前边那两天也没能出得去啊。郑年年在心里嘀咕。
“出什么事了吗?”方何洋的烧也退了,伤也好了大半了,跟理所当然一样坐在沙发上和梁爸爸聊天。
梁妈妈捞过坐在自己身边的梁婉婉的手握住:“我看顾深的伤也好的差不多了,也该回家去了。”

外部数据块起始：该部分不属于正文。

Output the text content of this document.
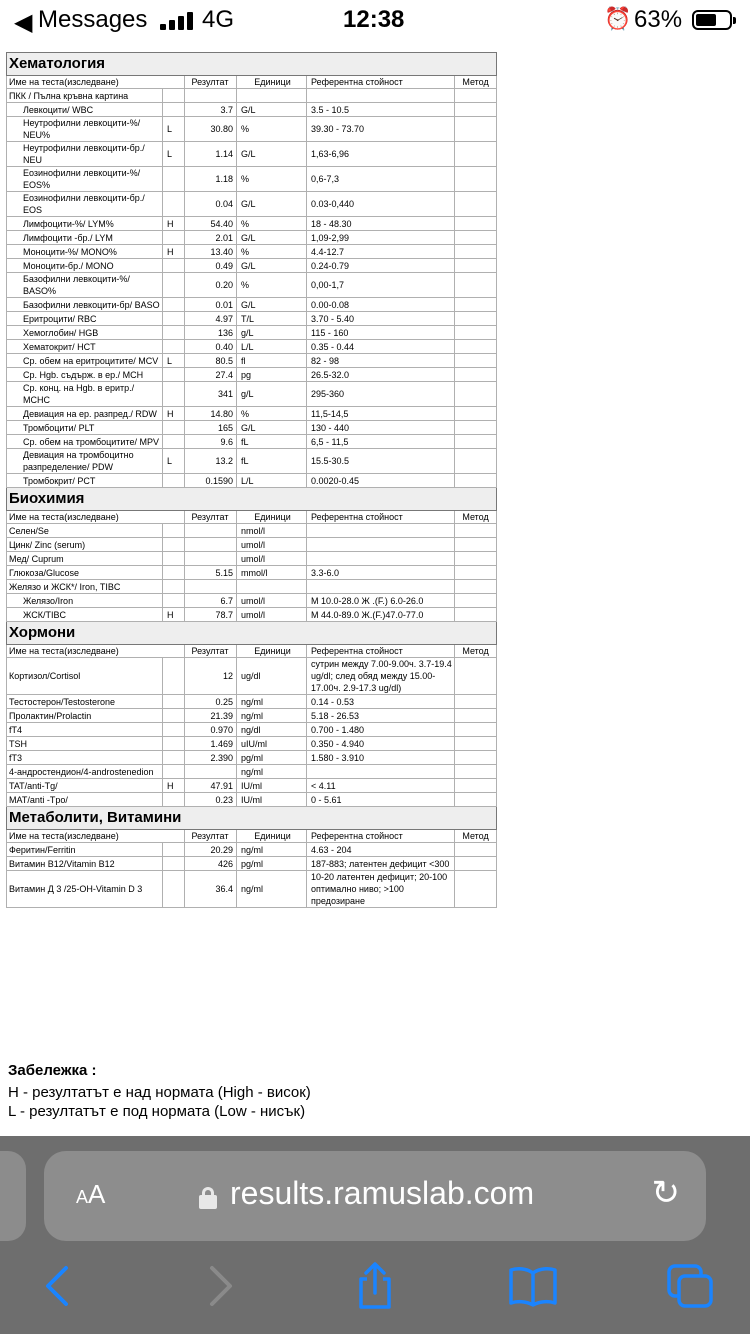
◀ Messages 4G	12:38	⏰ 63%
Хематология					
Име на теста(изследване)		Резултат	Единици	Референтна стойност	Метод
ПКК / Пълна кръвна картина					
Левкоцити/ WBC		3.7	G/L	3.5 - 10.5	
Неутрофилни левкоцити-%/ NEU%	L	30.80	%	39.30 - 73.70	
Неутрофилни левкоцити-бр./ NEU	L	1.14	G/L	1,63-6,96	
Еозинофилни левкоцити-%/ EOS%		1.18	%	0,6-7,3	
Еозинофилни левкоцити-бр./ EOS		0.04	G/L	0.03-0,440	
Лимфоцити-%/ LYM%	H	54.40	%	18 - 48.30	
Лимфоцити -бр./ LYM		2.01	G/L	1,09-2,99	
Моноцити-%/ MONO%	H	13.40	%	4.4-12.7	
Моноцити-бр./ MONO		0.49	G/L	0.24-0.79	
Базофилни левкоцити-%/ BASO%		0.20	%	0,00-1,7	
Базофилни левкоцити-бр/ BASO		0.01	G/L	0.00-0.08	
Еритроцити/ RBC		4.97	T/L	3.70 - 5.40	
Хемоглобин/ HGB		136	g/L	115 - 160	
Хематокрит/ HCT		0.40	L/L	0.35 - 0.44	
Ср. обем на еритроцитите/ MCV	L	80.5	fl	82 - 98	
Ср. Hgb. съдърж. в ер./ MCH		27.4	pg	26.5-32.0	
Ср. конц. на Hgb. в еритр./ MCHC		341	g/L	295-360	
Девиация на ер. разпред./ RDW	H	14.80	%	11,5-14,5	
Тромбоцити/ PLT		165	G/L	130 - 440	
Ср. обем на тромбоцитите/ MPV		9.6	fL	6,5 - 11,5	
Девиация на тромбоцитно разпределение/ PDW	L	13.2	fL	15.5-30.5	
Тромбокрит/ PCT		0.1590	L/L	0.0020-0.45	
Биохимия					
Име на теста(изследване)		Резултат	Единици	Референтна стойност	Метод
Селен/Se			nmol/l		
Цинк/ Zinc (serum)			umol/l		
Мед/ Cuprum			umol/l		
Глюкоза/Glucose		5.15	mmol/l	3.3-6.0	
Желязо и ЖСК*/ Iron, TIBC					
Желязо/Iron		6.7	umol/l	М 10.0-28.0 Ж .(F.) 6.0-26.0	
ЖСК/TIBC	H	78.7	umol/l	М 44.0-89.0 Ж.(F.)47.0-77.0	
Хормони					
Име на теста(изследване)		Резултат	Единици	Референтна стойност	Метод
Кортизол/Cortisol		12	ug/dl	сутрин между 7.00-9.00ч. 3.7-19.4 ug/dl; след обяд между 15.00-17.00ч. 2.9-17.3 ug/dl)	
Тестостерон/Testosterone		0.25	ng/ml	0.14 - 0.53	
Пролактин/Prolactin		21.39	ng/ml	5.18 - 26.53	
fT4		0.970	ng/dl	0.700 - 1.480	
TSH		1.469	uIU/ml	0.350 - 4.940	
fT3		2.390	pg/ml	1.580 - 3.910	
4-андростендион/4-androstenedion			ng/ml		
TAT/anti-Tg/	H	47.91	IU/ml	< 4.11	
MAT/anti -Tpo/		0.23	IU/ml	0 - 5.61	
Метаболити, Витамини					
Име на теста(изследване)		Резултат	Единици	Референтна стойност	Метод
Феритин/Ferritin		20.29	ng/ml	4.63 - 204	
Витамин B12/Vitamin B12		426	pg/ml	187-883; латентен дефицит <300	
Витамин Д 3 /25-OH-Vitamin D 3		36.4	ng/ml	10-20 латентен дефицит; 20-100 оптимално ниво; >100 предозиране	
Забележка :
H - резултатът е над нормата (High - висок)
L - резултатът е под нормата (Low - нисък)
AA	results.ramuslab.com	↻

郑年年疑惑地把屋子里的每一个人都瞧了一圈,方何洋的坐姿也一下子就拘谨了起来:“是啊,打扰了这些日子,再不回家是说不过去了。”
“那阿姨去帮顾深收拾收拾,一会儿送他回去吧。”
“这么着急么?”郑年年话刚冒头,就被妈妈摇了摇头按住了,等房间里没有了任何闲杂人等,妈妈才一脸忧心忡忡的对女儿讲述了他们态度一百八十度大转变的原因。
“我跟你爸爸去外地出差的时候,遇到了江家那小子。”
“江总?”老爷子竟然只把这俩家伙关起来,反倒给了江总可乘之机。
“他告诉我们,苏雅宁姥姥的后事是顾深一手操办的。”
这件事郑年年知道:“那个时候苏雅宁的身体状很差。”
妈妈的重点不是这个:“他告诉我们,顾深是见姥姥最后一面的人。”
郑年年点点头,确实是这样的。
“他在临终之前答应了姥姥,会和苏雅宁结婚。”
郑年年没再有动作,她一瞬间感觉脑子里轰鸣一片,她还要忍着发麻的头皮不要让自己露出太悲伤的表情:“是么,第一次听说呢,呵呵,改天问问,呵呵。”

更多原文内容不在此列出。